Chapitre 44 La pluie s'est arrêtée
« Espèce d'enfoiré ! » Guan Cheng serra les dents, attrapa Shen Moyu par le col et lui asséna un violent coup de poing au visage : « Qui t'a donné le culot de te comporter comme un sauvage devant moi, espèce de pervers ? »
La douleur brûlante fit bourdonner Shen Moyu dans les oreilles. Il ricana, retroussa ses lèvres pâles et fixa le visage hideux de Guan Cheng : « Vas-y, tue-moi si tu l'oses. »
Un grondement de tonnerre assourdissant résonna dans le ciel, et une pluie cramoisie recouvrit les alentours de Shen Moyu, ruisselant jusqu'aux pieds de Cheveux Verts.
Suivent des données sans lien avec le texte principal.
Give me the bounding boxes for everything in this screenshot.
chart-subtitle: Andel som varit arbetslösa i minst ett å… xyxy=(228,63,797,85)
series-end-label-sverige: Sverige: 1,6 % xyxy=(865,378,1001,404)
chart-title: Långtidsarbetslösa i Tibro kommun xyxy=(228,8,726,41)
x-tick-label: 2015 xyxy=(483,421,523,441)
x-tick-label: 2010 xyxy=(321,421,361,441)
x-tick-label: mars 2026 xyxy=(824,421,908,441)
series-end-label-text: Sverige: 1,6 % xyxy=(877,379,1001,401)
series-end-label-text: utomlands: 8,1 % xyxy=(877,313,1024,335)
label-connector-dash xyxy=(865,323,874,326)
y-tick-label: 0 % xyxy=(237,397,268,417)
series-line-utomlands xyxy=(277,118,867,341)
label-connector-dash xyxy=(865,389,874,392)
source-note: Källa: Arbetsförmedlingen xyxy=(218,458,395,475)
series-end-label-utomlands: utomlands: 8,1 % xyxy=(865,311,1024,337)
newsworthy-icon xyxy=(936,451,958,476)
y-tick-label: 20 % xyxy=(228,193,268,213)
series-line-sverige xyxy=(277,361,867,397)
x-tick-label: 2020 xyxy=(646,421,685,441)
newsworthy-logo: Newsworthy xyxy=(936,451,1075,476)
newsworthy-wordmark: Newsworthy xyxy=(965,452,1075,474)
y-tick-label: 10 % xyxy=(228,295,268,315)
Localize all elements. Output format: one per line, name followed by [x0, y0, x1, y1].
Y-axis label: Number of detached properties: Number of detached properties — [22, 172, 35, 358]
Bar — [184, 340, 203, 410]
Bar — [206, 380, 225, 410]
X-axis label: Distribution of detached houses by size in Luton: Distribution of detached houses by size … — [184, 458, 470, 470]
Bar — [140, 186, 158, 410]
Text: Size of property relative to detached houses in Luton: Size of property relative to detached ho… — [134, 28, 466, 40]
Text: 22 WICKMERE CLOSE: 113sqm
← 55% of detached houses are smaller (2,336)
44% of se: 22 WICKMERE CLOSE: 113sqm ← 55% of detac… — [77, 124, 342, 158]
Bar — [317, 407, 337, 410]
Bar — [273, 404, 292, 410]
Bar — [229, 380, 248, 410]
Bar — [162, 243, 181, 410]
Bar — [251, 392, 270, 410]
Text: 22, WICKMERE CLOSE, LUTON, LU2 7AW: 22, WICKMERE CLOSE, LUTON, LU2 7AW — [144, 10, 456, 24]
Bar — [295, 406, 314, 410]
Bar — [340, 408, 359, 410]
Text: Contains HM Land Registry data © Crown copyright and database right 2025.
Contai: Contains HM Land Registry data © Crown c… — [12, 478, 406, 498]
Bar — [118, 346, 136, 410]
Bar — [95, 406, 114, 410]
Ses pupilles se dilatèrent et son visage pâlit instantanément. « Frère ! Devrions-nous… devrions-nous partir ? Il… il saigne tellement… »
Tous les autres se retournèrent. Guan Cheng, cependant, restait sceptique et se tourna vers l'homme aux cheveux verts pour le réprimander : « Tu ne peux pas être un peu plus digne ? Et alors s'il saigne ? S'il pouvait mourir, il serait déjà mort ! De quoi as-tu peur ! »
Les autres n'osèrent pas dire un mot, mais l'homme tatoué paniqua : « Vous êtes complètement fous ? Vous les avez déjà poignardés, que voulez-vous de plus ? Ces filles qui viennent de s'enfuir ont sûrement déjà appelé la police. Si vous ne vous enfuyez pas maintenant, vous êtes tous foutus ! »
Ces paroles provoquèrent immédiatement un tollé. Après mûre réflexion, Guan Cheng commença à ressentir un certain malaise.
Shen Moyu se recroquevilla dans un coin, sa main serrant sa taille se resserrant inconsciemment.
Il profita de l'accalmie pour reprendre des forces, et la douleur lancinante à sa taille sembla s'atténuer considérablement. Il arracha violemment un morceau de tissu de sa chemise et, les mains tremblantes, l'enroula fermement autour de sa taille. Bien que le tissu fût imbibé de sang en moins d'une demi-minute, il parvint à stopper quelque peu l'hémorragie.